[RFC] Support for large tensors

As in this pr, we plan to support indexing with int64 variables, so that large tensors with more than 2^31 elements can be supported. We plan to support llvm and cuda first, and it has been tested on these two backends by adding two large tensors.

As tests with large tensors are costly in terms of both memory and time, I am not sure about where to add the tests. Any advice is welcome.

@yzhliu @tqchen

1 Like

@tqchen anything in mind that we need to take care of other that what @hzfan has implemented ?

It is a non-intrusive change that is helpful when encountering super intense computation. I think this idea is practical and useful :wink:

This is a legacy issue(of HalideIR) that we want to resolve a while ago.

Historically i32 was used to index all the tensor access. Ideally we want to change all the indices to i64. Of course in many cases(like in CUDA) we still benefit from using i32(or even i16 in the case of mobile GPU) for indexing when we can.

The idea is to introduce a pass that analyze all the integer constant bounds of each index expression, and see if we can narrow the type into smaller types. Once we introduce this pass, we can switch all the indices to i64 by default.

1 Like

Also CC @were who might have some ideas on this

I also look favorably upon using i64 for indices in IR, since the address space is stored in i64.

For example, in LLVM, if you use i32 as indices, many redundant cast instructions are generated to prevent i32 overflow in i32-i64 mixed computations. This stumbles many aggressive optimizations.

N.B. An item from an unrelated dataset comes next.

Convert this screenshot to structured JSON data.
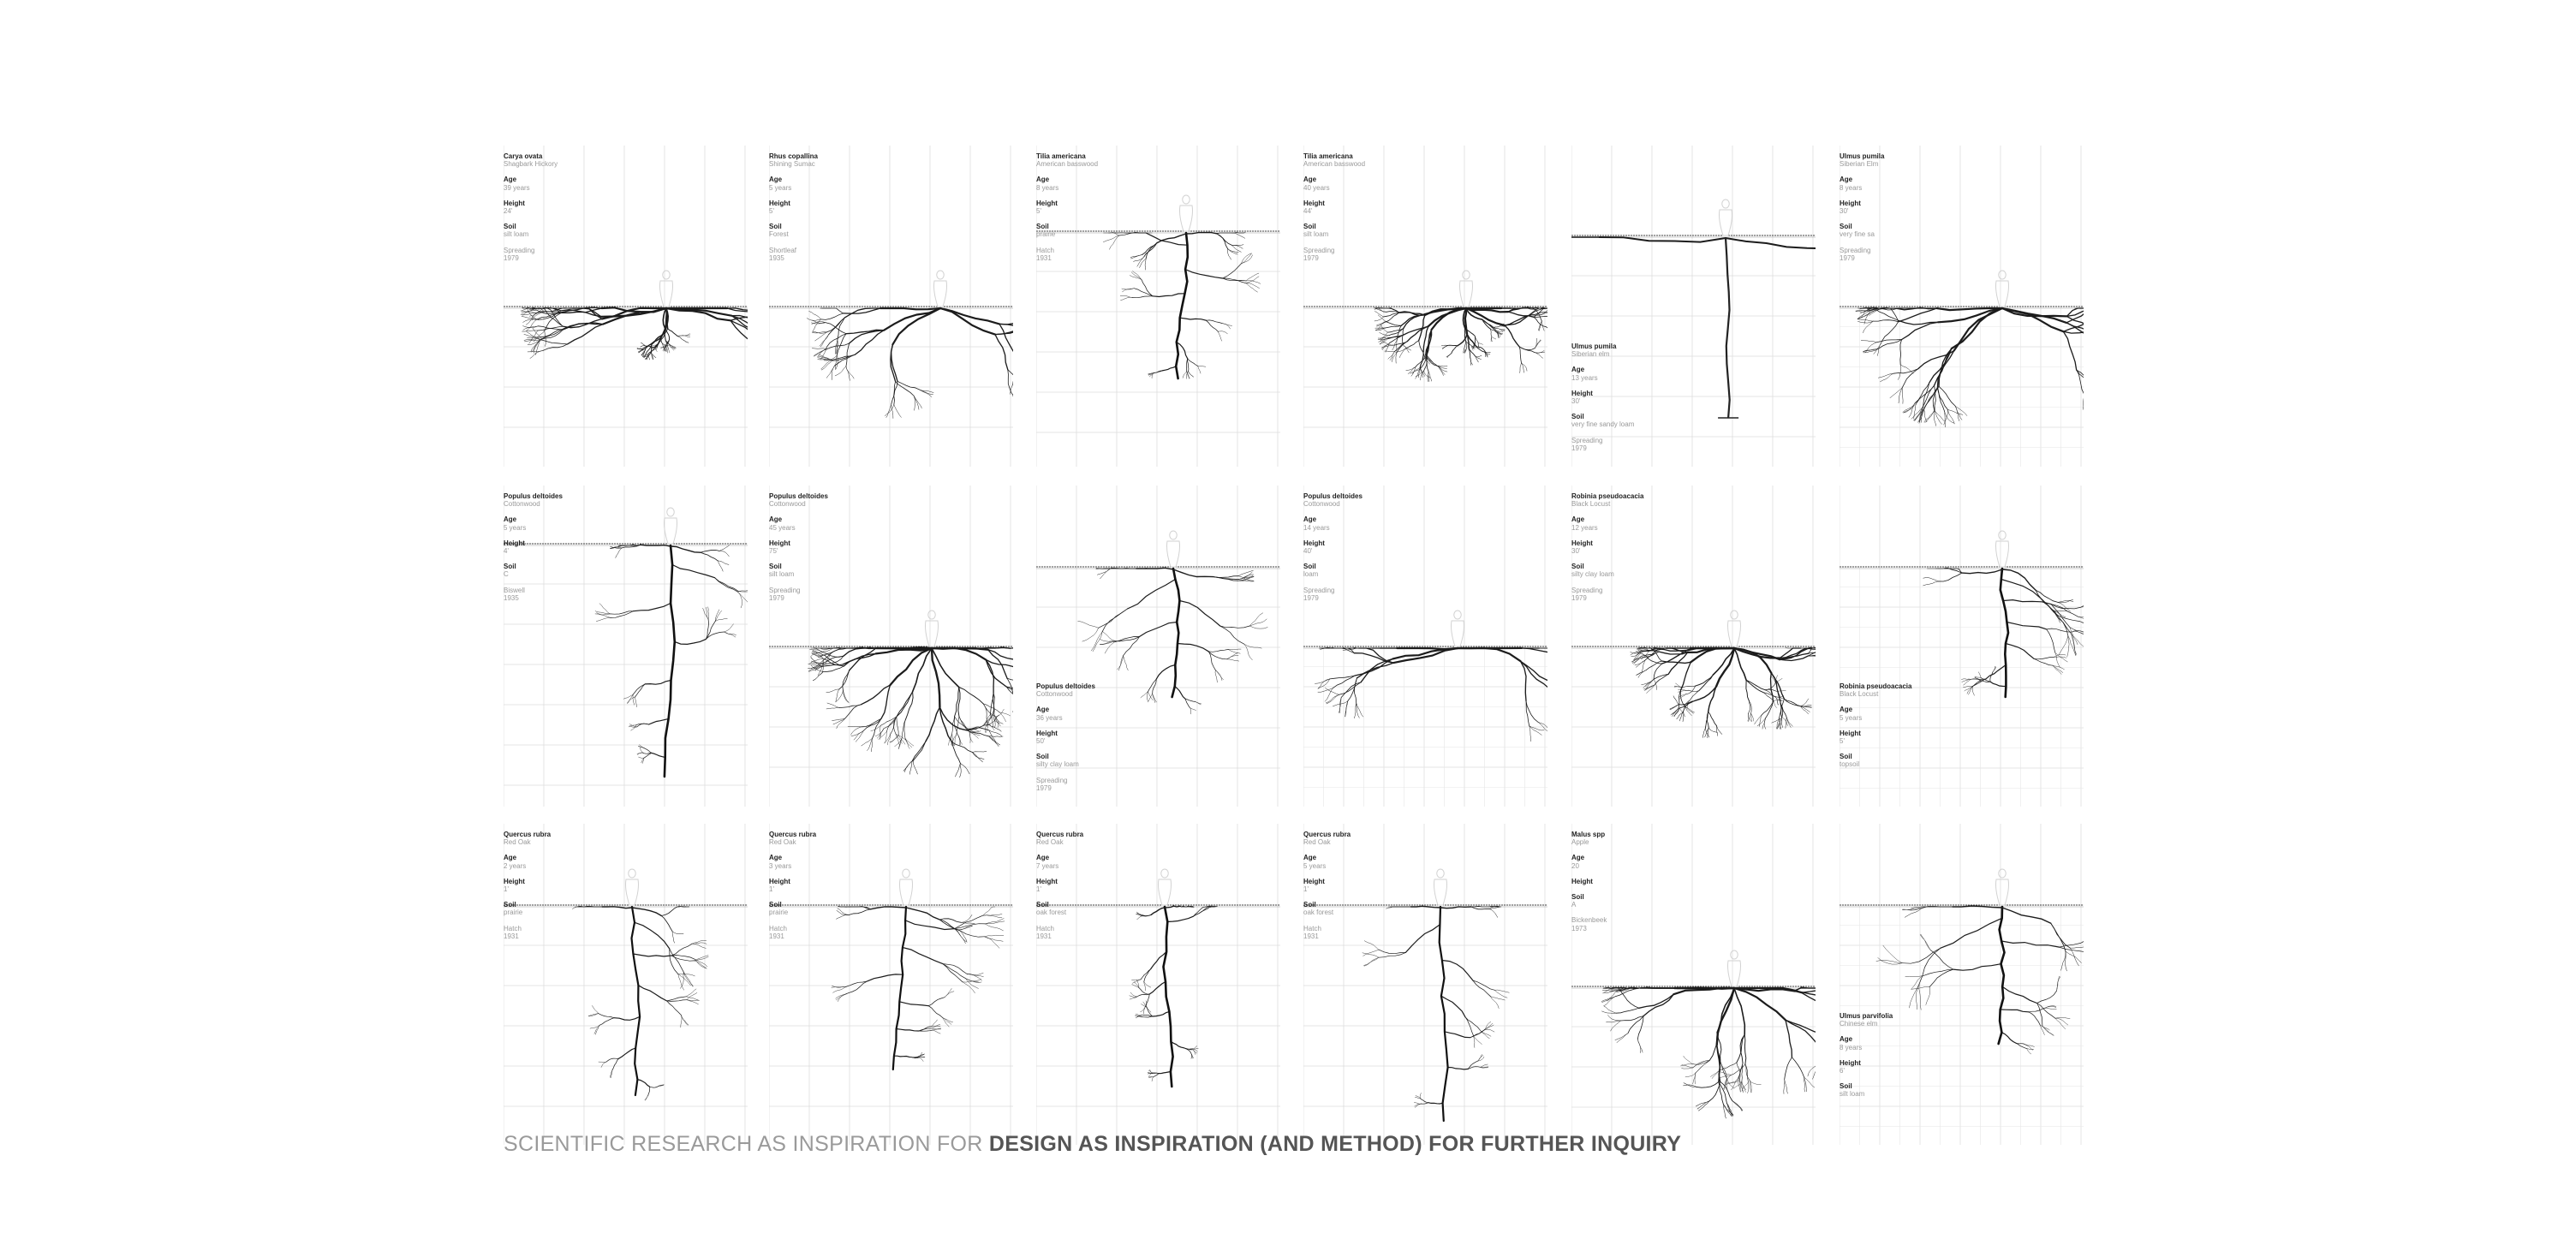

Anyways, I think TVM should be as llvm-friendly as possible.

Not sure if it is the simplest way to go. Why not leave the space to developers to specify the type of their index variables?

In most cases code are generated from the high-level(e.g. neural network) and the index variable types are build into the system. To followup on @were’s point, it is indeed depends on the device class. For example, we know that in NV GPU i32 is sometimes preferred. And in Apple iphone GPU i16 is the best native type. But there are indeed cases(e.g. 64bit CPU) where i64 is preferred

I see. Just to clarify, do something like a Relay pass, to convert the indices into a certain type (conditional on the size of iteration domain)?

It should be a pass in the low-level TIR. The pass should do a const int bound analysis using arith::Analyzer then decides the conversion. The related bound information is usually lost in the lower level(e.g. LLVM) so it makes sense to do such conversion before we lower the code

I see. It sounds reasonable then :slight_smile:

Thanks for sharing the idea. Just to rephrase to see if I understand correctly: before codegen, a pass determines the type of some index by its bound. During codegen, different backends may do different things with these typed indices. For example, if some index is bound by i32, llvm may use i64, while cuda uses i32, both for efficiency. But for mobile gpu, we cannot use i16 as i32 does not fit in i16.

Also, there is a concern that the type of some index cannot be determined solely by its own bound. For example, we cannot use i32 for buffer[2^20][2^16], because the flattened index is as large as 2^36, which does not fit in i32.

We can run the pass after storage flatten, and only rewrite those indices for Load and Store, which will address your problem. Instead of doing it in the codegen phas, we can do it as a rewriting pass that rewrites a IR to another IR before codegen,

so we always make symbolic index i64, no matter what type did user specified?

we can still support i32 indices, but in the relay codegen, we can switch to use i64 by default

I see. my understanding is, for constant index we do analysis pass to decide the correct type. for symbolic index we still rely on what frontend tells us, while we can change relay to use i64 by default, right?

I think the pass works for non-symbolic shapes. However, for symbolic shapes:

n = tvm.var('n', dtype='int32')
m = tvm.var('m', dtype='int32')
X = tvm.compute((n, m), lambda *idx: tvm.const(1, dtype='float32'))

In this example, the ConstIntBoundAnalyzer gives -2^31 <= n <= 2^31 -1, and n * m goes beyond i32. So i64 will serve as the index. This does not seem backward compatible.

As @yzhliu mentions, we may handle const index and symbolic index seperately.

The pass should work for most of the symbolic indices that have a constant shape, which means we can deduce the maximum value. For the case of purely symbolic shape without a bound. I think it might be fine to directly use i64 here

I see. I will start working on the pass based on the above discussions.

However, there will be two impacts:

  • dtype in tvm.var() is almost ignored. As long as there are more than two vars in a shape, they will be promoted to i64 even specified as i32 explicitly.
  • Currently pure symbolic shapes with all vars being i32 work well. After this pass gets added, some codegen (like llvm) will not work with this case, as vars will be promoted to i64 and these codegen do not support i64 for now.

I’m not sure whether it is a good idea to automatically promote var_i32 + var_i32 to var_i64, as @hzfan mentioned, it essentially kills users’ dtype input. I would be surprised if I were the user. On the other hand, promoting var_i32 + var_i64 to var_i64 makes more sense to me.